Victime de viol, elle est condamnée à mort

12 Mai, 2018, 09:27 | Auteur: Lynn Cook
  • Soudan: une adolescente victime de viol condamnée à mort

A l'âge de de 16 ans, son père l'a forcée à se marier avec l'homme en question, mais elle a refusé et s'est enfuie de chez elle pour aller vivre chez sa tante à 250 kilomètres de chez elle. A l'issue du procès, elle a été reconnue coupable d'"homicide volontaire" et condamnée à mort.

En avril 2017, la jeune femme a dû, après avoir terminé ses études secondaires, déménager chez son mari. Pour la punir, ce dernier a appelé deux de ses frères et un cousin pour qu'ils l'aident à la violer.

Selon le récit d'Amnesty International, qui a dénoncé la décision de justice, la jeune femme avait couru se réfugier chez ses parents juste après les faits, mais son père l'avait livrée à la police. Le lendemain, il a à nouveau essayé de la violer, mais elle a réussi à s'échapper dans la cuisine où elle a attrapé un couteau.

Mais trois ans plus tard, elle a été victime d'une supercherie de sa propre famille qui l'a ramené de force à son mari.

Noura Hussein est ensuite rentrée chez elle mais son père l'a remise à la police. Abdulrahman Hammad a succombé à ses blessures.

Lors de son procès, le juge a offert à la famille du mari la possibilité de pardonner à Nourra mais ils ont choisi l'exécution. Si cette affaire est portée au tribunal, ce n'est pas à cause du viol mais parce que la jeune femme à tué son violeur dans un cadre de légitime défense, ce que la justice ne reconnaît pas.

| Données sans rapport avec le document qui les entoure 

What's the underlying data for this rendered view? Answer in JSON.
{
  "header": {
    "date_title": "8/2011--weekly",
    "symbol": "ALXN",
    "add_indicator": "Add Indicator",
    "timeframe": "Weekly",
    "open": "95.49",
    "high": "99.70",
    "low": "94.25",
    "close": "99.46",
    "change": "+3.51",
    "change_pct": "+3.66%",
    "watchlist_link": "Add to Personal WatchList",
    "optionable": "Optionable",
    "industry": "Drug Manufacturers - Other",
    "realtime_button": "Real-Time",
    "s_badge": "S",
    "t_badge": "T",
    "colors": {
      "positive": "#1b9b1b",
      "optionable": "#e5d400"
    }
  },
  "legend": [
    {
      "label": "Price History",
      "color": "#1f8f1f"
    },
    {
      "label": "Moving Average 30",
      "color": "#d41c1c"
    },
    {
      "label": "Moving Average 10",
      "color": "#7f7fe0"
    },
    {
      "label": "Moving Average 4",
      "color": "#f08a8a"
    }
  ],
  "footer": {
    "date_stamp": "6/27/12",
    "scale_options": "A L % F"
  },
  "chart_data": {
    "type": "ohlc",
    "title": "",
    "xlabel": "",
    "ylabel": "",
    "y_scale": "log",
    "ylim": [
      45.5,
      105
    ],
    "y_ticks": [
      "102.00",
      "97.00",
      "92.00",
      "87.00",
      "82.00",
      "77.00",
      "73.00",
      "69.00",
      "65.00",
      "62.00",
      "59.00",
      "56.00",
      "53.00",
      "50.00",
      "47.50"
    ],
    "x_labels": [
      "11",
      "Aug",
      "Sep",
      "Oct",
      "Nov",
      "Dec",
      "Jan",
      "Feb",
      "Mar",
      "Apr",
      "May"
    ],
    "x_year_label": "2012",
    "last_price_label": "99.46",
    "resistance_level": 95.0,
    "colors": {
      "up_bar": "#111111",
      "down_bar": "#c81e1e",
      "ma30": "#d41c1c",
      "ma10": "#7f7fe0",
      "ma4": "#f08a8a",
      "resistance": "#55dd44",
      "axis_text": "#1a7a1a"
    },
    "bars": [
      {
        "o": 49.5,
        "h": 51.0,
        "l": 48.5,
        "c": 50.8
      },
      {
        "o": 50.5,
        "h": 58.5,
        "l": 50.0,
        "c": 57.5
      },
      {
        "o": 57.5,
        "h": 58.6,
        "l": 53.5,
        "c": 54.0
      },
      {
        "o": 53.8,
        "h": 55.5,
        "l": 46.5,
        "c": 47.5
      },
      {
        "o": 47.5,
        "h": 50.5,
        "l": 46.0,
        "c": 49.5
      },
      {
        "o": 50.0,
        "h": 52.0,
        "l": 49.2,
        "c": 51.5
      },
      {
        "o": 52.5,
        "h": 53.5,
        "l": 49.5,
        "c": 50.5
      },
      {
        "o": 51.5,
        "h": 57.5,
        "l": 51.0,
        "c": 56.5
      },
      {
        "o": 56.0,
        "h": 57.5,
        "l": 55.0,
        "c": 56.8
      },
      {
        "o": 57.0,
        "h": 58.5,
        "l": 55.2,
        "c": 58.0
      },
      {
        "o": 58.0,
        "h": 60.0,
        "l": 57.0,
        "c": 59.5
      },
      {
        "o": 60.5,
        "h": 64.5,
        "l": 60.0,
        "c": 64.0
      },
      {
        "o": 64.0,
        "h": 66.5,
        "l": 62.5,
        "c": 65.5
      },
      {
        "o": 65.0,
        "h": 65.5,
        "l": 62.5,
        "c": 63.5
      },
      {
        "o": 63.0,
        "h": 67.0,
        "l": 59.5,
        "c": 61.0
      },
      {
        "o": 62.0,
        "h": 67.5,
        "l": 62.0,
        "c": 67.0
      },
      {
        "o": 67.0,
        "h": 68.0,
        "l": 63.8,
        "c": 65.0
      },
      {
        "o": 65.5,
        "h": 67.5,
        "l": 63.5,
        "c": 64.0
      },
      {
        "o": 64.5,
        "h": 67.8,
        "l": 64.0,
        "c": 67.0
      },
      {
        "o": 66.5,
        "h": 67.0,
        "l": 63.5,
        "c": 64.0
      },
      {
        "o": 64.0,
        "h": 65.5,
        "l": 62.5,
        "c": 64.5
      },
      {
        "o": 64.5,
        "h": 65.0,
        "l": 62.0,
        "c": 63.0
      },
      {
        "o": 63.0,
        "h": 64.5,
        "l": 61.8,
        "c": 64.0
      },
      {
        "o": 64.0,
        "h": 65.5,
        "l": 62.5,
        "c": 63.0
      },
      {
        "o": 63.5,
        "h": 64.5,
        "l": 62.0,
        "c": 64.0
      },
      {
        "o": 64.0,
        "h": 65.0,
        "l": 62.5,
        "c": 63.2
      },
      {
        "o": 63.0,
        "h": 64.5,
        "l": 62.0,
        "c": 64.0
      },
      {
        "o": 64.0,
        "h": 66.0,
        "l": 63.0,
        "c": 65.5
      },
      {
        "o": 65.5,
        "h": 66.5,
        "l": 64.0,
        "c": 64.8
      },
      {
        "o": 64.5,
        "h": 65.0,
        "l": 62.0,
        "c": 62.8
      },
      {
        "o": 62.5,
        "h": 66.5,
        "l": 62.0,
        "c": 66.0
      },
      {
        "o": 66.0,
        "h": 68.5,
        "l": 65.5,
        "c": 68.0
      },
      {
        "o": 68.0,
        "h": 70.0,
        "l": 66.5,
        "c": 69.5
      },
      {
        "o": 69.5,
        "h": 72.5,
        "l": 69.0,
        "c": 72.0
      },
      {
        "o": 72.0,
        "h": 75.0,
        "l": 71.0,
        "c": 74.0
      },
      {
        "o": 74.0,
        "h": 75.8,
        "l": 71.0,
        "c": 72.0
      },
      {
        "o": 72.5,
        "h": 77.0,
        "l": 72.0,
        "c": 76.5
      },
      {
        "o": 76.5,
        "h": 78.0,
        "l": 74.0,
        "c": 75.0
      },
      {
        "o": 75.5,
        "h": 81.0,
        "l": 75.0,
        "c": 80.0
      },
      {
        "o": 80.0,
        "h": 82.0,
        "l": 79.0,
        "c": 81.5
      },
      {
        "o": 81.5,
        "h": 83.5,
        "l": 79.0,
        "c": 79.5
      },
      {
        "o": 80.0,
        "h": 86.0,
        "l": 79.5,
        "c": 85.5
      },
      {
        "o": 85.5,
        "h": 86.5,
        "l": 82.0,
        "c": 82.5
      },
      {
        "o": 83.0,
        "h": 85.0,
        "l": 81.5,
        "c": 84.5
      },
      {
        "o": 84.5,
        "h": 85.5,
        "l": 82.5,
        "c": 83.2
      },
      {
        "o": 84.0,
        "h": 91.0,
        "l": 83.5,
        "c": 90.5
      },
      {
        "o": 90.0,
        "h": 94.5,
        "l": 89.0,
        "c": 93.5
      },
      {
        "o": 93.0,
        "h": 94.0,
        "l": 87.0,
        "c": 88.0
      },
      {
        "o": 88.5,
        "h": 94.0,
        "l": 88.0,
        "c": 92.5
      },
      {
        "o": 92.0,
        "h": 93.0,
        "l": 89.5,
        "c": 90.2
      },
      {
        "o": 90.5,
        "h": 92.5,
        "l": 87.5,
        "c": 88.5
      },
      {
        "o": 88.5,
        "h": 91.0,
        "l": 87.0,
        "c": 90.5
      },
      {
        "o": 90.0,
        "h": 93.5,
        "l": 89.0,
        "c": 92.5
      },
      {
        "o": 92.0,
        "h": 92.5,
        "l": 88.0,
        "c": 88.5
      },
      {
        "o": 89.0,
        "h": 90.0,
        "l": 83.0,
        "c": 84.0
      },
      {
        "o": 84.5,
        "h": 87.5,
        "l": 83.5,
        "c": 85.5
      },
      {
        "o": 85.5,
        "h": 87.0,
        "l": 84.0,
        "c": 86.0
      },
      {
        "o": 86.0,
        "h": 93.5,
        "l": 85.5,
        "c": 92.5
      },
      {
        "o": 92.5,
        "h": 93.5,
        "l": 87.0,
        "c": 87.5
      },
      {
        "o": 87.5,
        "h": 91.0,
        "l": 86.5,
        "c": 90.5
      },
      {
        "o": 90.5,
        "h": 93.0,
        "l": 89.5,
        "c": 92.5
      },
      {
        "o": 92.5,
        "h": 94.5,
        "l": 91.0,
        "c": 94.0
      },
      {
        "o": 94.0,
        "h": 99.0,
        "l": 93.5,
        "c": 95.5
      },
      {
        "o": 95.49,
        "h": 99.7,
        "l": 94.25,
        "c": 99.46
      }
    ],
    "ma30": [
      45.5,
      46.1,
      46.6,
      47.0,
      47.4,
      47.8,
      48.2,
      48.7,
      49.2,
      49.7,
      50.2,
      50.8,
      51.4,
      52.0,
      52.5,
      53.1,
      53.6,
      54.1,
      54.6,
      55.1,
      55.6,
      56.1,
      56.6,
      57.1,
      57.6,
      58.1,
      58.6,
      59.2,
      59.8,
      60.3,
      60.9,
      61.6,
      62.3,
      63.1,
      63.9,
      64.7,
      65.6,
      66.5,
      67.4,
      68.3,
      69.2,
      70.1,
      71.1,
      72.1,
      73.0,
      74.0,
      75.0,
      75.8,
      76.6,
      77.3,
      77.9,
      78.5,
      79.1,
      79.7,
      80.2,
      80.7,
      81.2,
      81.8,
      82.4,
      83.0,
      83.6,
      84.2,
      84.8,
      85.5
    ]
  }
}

Pour le directeur régional d'Amnesty International, la condamnation de Noura Hussein Hammad, qui est une "est une victime et la peine prononcée à son encontre est d'une cruauté intolérable ", doit être annulée et doit voir s'ouvrir un nouveau procès car "La peine de mort est le châtiment le plus cruel, inhumain et dégradant". Son histoire a aussi enflammé les réseaux sociaux avec le mot-clic #JusticeForNoura. "L'appliquer à une victime ne fait que souligner l'échec des autorités soudanaises à reconnaître la violence qu'elle a endurée", a-t-il ajouté. Une pétition a été lancée pour demander au gouvernement soudanais l'annulation de la condamnation à mort.

Au cours des dernières années, des ONG et des militants des droits des femmes et des enfants ont multiplié les campagnes contre ces mariages forcés, notamment de mineures, un phénomène répandu au Soudan.